From abcbed6667ddea7f5de44d90cd917195bd2f0eea Mon Sep 17 00:00:00 2001
From: fllesser <fllessive@gmail.com>
Date: Thu, 12 Feb 2026 17:48:56 +0800
Subject: [PATCH 1/3] feat: simpify nga parser

---
 src/nonebot_plugin_parser/parsers/nga.py | 57 +++++++++++-------------
 1 file changed, 25 insertions(+), 32 deletions(-)
diff --git a/src/nonebot_plugin_parser/parsers/nga.py b/src/nonebot_plugin_parser/parsers/nga.py
index b419c104..8b9091be 100644
--- a/src/nonebot_plugin_parser/parsers/nga.py
+++ b/src/nonebot_plugin_parser/parsers/nga.py
@@ -7,6 +7,7 @@
 
 from bs4 import Tag, BeautifulSoup
 from httpx import HTTPError, AsyncClient
+from nonebot import logger
 
 from .base import Platform, BaseParser, PlatformEnum, handle
 from ..exception import ParseException
@@ -29,7 +30,7 @@ def __init__(self):
         self.base_img_url = "https://img.nga.178.com/attachments"
 
     @staticmethod
-    def nga_url(tid: str | int) -> str:
+    def build_url_by_tid(tid: str | int) -> str:
         return f"https://nga.178.com/read.php?tid={tid}"
 
     # ("ngabbs.com", r"https?://ngabbs\.com/read\.php\?tid=(?P<tid>\d+)(?:[&#A-Za-z\d=_-]+)?"),
@@ -38,33 +39,28 @@ def nga_url(tid: str | int) -> str:
     @handle("nga", r"tid=(?P<tid>\d+)")
     async def _parse(self, searched: re.Match[str]):
         # 从匹配对象中获取原始URL
-        tid = searched.group("tid")
-        url = self.nga_url(tid)
+        tid = int(searched.group("tid"))
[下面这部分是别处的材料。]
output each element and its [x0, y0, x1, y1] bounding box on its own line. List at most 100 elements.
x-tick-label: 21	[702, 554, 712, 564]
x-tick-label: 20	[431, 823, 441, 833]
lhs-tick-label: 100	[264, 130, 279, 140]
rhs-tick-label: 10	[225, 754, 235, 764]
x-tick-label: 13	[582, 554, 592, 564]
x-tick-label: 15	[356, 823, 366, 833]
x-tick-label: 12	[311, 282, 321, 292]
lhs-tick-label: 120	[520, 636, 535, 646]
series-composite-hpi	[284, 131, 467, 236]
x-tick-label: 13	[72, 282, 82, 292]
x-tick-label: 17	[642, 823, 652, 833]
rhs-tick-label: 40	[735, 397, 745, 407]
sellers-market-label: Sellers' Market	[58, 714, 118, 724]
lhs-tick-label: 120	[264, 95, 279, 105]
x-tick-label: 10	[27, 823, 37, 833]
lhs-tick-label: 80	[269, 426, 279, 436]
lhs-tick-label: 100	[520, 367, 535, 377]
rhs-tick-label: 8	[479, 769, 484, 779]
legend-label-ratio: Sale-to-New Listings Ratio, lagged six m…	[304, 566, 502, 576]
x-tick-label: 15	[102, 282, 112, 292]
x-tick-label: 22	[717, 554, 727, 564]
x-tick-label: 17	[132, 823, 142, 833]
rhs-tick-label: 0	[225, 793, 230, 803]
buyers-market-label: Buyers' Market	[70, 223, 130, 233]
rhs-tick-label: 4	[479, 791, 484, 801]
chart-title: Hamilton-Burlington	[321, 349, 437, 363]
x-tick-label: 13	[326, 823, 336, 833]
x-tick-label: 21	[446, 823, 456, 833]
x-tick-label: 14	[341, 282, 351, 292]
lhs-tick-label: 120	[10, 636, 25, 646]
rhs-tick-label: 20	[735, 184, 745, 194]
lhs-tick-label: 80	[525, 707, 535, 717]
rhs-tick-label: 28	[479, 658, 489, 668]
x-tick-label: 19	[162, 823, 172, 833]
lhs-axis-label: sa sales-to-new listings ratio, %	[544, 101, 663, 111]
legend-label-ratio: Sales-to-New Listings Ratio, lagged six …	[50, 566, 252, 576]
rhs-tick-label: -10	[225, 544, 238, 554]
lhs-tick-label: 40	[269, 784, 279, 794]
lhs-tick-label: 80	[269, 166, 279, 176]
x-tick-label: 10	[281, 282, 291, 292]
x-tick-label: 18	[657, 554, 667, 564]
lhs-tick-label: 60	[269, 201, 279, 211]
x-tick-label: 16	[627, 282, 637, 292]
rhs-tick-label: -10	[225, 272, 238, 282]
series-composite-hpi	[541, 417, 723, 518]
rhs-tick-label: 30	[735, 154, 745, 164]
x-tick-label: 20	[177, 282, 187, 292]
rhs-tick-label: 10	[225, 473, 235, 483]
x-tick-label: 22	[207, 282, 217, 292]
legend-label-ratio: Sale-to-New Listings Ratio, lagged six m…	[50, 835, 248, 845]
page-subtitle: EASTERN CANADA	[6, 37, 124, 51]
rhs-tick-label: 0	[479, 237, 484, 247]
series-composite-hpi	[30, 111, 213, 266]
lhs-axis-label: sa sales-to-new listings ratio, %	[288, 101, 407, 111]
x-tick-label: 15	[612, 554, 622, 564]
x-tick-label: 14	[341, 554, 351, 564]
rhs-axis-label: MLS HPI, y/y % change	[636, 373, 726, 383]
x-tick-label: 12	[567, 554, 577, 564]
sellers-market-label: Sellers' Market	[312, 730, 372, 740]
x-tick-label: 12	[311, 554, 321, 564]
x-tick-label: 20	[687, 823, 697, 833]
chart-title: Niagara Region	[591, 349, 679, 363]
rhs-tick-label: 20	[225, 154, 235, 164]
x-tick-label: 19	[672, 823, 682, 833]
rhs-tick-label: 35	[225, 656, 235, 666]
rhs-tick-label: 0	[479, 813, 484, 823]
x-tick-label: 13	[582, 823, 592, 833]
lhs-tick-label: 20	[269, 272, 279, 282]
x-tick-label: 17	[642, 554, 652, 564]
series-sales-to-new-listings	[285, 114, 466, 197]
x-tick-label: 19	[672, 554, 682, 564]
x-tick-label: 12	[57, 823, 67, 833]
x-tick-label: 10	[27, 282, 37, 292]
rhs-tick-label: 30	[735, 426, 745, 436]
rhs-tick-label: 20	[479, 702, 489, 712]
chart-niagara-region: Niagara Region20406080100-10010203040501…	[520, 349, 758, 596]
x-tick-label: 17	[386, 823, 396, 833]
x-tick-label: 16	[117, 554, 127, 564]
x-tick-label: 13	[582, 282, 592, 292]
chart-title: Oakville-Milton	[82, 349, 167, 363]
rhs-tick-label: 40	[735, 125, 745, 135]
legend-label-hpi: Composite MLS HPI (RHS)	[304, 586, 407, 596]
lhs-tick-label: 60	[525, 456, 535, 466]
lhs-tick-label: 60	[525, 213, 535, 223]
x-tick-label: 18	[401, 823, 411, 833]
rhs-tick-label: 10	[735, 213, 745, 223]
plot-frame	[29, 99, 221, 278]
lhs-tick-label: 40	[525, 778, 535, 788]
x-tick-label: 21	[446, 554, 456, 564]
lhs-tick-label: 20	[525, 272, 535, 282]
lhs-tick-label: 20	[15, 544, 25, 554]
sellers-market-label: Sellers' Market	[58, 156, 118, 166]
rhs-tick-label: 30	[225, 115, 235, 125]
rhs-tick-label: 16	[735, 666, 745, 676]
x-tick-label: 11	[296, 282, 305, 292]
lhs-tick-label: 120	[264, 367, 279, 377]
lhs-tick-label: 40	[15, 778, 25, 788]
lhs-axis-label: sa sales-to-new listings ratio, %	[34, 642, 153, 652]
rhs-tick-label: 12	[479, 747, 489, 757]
+        url = self.build_url_by_tid(tid)
 
         async with AsyncClient(headers=self.headers, timeout=self.timeout, follow_redirects=True) as client:
             try:
-                # 第一次请求可能返回403，但包含设置cookie的JavaScript
+                # 第一次请求可能返回 403，但包含设置 cookie 的 JavaScript
                 resp = await client.get(url)
-
-                # 如果返回403且包含guestJs cookie设置，提取cookie并重试
+                # 如果返回 403 且包含 guestJs cookie设置，提取cookie并重试
                 if resp.status_code == 403 and "guestJs" in resp.text:
-                    # 从JavaScript中提取guestJs cookie值
-                    cookie_match = re.search(
-                        r"document\.cookie\s*=\s*['\"]guestJs=([^;'\"]+)",
-                        resp.text,
-                    )
-                    if cookie_match:
-                        guest_js = cookie_match.group(1)
-                        # 设置cookie并重试
+                    logger.debug("第一次请求 403 错误, 包含 guestJs cookie, 重试请求")
+                    # 从JavaScript中提取 guestJs cookie 值
+                    if matched := re.search(r"document\.cookie\s*=\s*['\"]guestJs=([^;'\"]+)", resp.text):
+                        guest_js = matched.group(1)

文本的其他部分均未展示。